Criblé de dettes et miné par le doute quant à la viabilité technologique de son invention, celui-ci finit en effet par jeter l’éponge pour retourner à ses premières amours,
l’automobile.
. Héritage
Avec la mise sur la touche de ses deux principaux contributeurs, on pourrait croire le projet d’hélicoptère définitivement enterré, mais c’est sans compter sur le
retour au premier plan de l’un des pionniers de la première heure : Louis Bréguet. S’appuyant sur tout ce qui a été tenté jusqu’ici et faisant la synthèse des différents procédés expérimentés par
ses prédécesseurs, Bréguet met au point un engin mixte entre l’hélicoptère et l’avion, le gyroplane. Stable, rapide, autonome, cet engin préfigure les hélicoptères modernes qui seront développés
au cours des décennies suivantes. Une page de l’histoire de l’aéronautique est en train de se tourner.
Oehmichen, qui a renoncé à carrière d’inventeur et enterré, la mort dans l’âme, ses projets d’hélicoptère, s’est quant à lui reconverti au Collège de France, où ses
travaux de pointe sur le vol des oiseaux et des insectes lui ont valu l’obtention d’une chaire. A ce poste prestigieux, il deviendra l’un des précurseurs de la biomécanique. Mais si le professeur
a gagné une certaine forme de reconnaissance, l’inventeur a en revanche été totalement éclipsé. Ainsi, lorsqu’il disparaît en 1955 plus personne ne se souvient de ses formidables machines
volantes et de la renommée qu’elles lui ont valu.

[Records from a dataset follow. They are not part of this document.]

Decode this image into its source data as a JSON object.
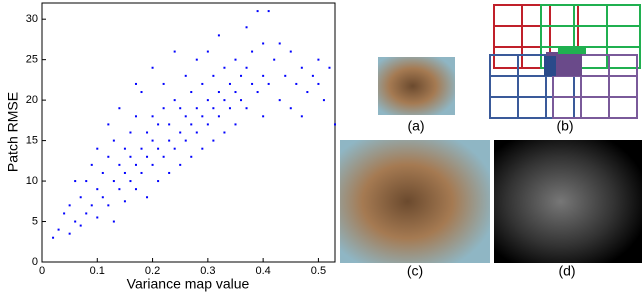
{
  "chart_data": {
    "type": "scatter",
    "xlabel": "Variance map value",
    "ylabel": "Patch RMSE",
    "color": "#0000ff",
    "xlim": [
      0,
      0.53
    ],
    "ylim": [
      0,
      32
    ],
    "xticks": [
      0,
      0.1,
      0.2,
      0.3,
      0.4,
      0.5
    ],
    "yticks": [
      0,
      5,
      10,
      15,
      20,
      25,
      30
    ],
    "x": [
      0.03,
      0.04,
      0.05,
      0.05,
      0.06,
      0.07,
      0.07,
      0.08,
      0.08,
      0.09,
      0.09,
      0.1,
      0.1,
      0.1,
      0.11,
      0.11,
      0.12,
      0.12,
      0.12,
      0.13,
      0.13,
      0.14,
      0.14,
      0.14,
      0.15,
      0.15,
      0.15,
      0.16,
      0.16,
      0.16,
      0.17,
      0.17,
      0.17,
      0.18,
      0.18,
      0.18,
      0.19,
      0.19,
      0.19,
      0.2,
      0.2,
      0.2,
      0.21,
      0.21,
      0.21,
      0.22,
      0.22,
      0.22,
      0.23,
      0.23,
      0.23,
      0.24,
      0.24,
      0.24,
      0.25,
      0.25,
      0.25,
      0.26,
      0.26,
      0.26,
      0.27,
      0.27,
      0.27,
      0.28,
      0.28,
      0.28,
      0.29,
      0.29,
      0.29,
      0.3,
      0.3,
      0.3,
      0.31,
      0.31,
      0.31,
      0.32,
      0.32,
      0.32,
      0.33,
      0.33,
      0.33,
      0.34,
      0.34,
      0.35,
      0.35,
      0.35,
      0.36,
      0.36,
      0.37,
      0.37,
      0.37,
      0.38,
      0.38,
      0.39,
      0.39,
      0.4,
      0.4,
      0.4,
      0.41,
      0.41,
      0.42,
      0.43,
      0.43,
      0.44,
      0.45,
      0.45,
      0.46,
      0.47,
      0.47,
      0.48,
      0.49,
      0.5,
      0.5,
      0.51,
      0.52,
      0.53,
      0.02,
      0.06,
      0.13,
      0.2,
      0.17
    ],
    "values": [
      4,
      6,
      3.5,
      7,
      5,
      8,
      4.5,
      6,
      10,
      7,
      12,
      9,
      5.5,
      14,
      8,
      11,
      13,
      7,
      17,
      10,
      15,
      9,
      12,
      19,
      11,
      14,
      7.5,
      13,
      16,
      10,
      12,
      18,
      9,
      14,
      11,
      21,
      13,
      16,
      8,
      15,
      12,
      18,
      10,
      17,
      14,
      13,
      19,
      22,
      15,
      11,
      17,
      20,
      14,
      26,
      16,
      12,
      19,
      18,
      23,
      15,
      17,
      21,
      13,
      19,
      16,
      25,
      18,
      22,
      14,
      20,
      17,
      26,
      19,
      23,
      15,
      21,
      18,
      28,
      20,
      24,
      16,
      22,
      19,
      25,
      21,
      17,
      23,
      20,
      24,
      19,
      29,
      22,
      26,
      21,
      31,
      23,
      18,
      27,
      31,
      22,
      25,
      20,
      27,
      23,
      26,
      19,
      22,
      24,
      18,
      21,
      23,
      25,
      22,
      20,
      24,
      17,
      3,
      10,
      5,
      24,
      22
    ]
  },
  "panel_labels": [
    "(a)",
    "(b)",
    "(c)",
    "(d)"
  ]
}
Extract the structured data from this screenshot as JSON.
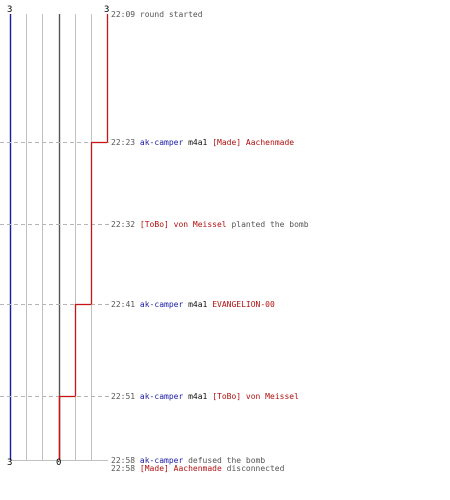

L’héritage d’Oehmichen reste cependant très présent dans la recherche actuelle, notamment dans le domaine de la biomécanique. Les intuitions d’Étienne Oehmichen
étaient bonnes ; non seulement les ailes d’oiseaux inspirent aujourd’hui les ingénieurs en aéronautique, mais les libellules sont devenues un modèle en matière de vol que les scientifiques
cherchent à imiter. Aujourd’hui, des dispositifs tentent de reproduire le dispositif du thorax de ces insectes, qui actionne leurs ailes, afin de créer de petits engins volants entièrement
autonomes. Le rêve d’Étienne Oehmichen consistant à copier le vivant pour concevoir des dispositifs mécaniques était donc tout sauf une chimère.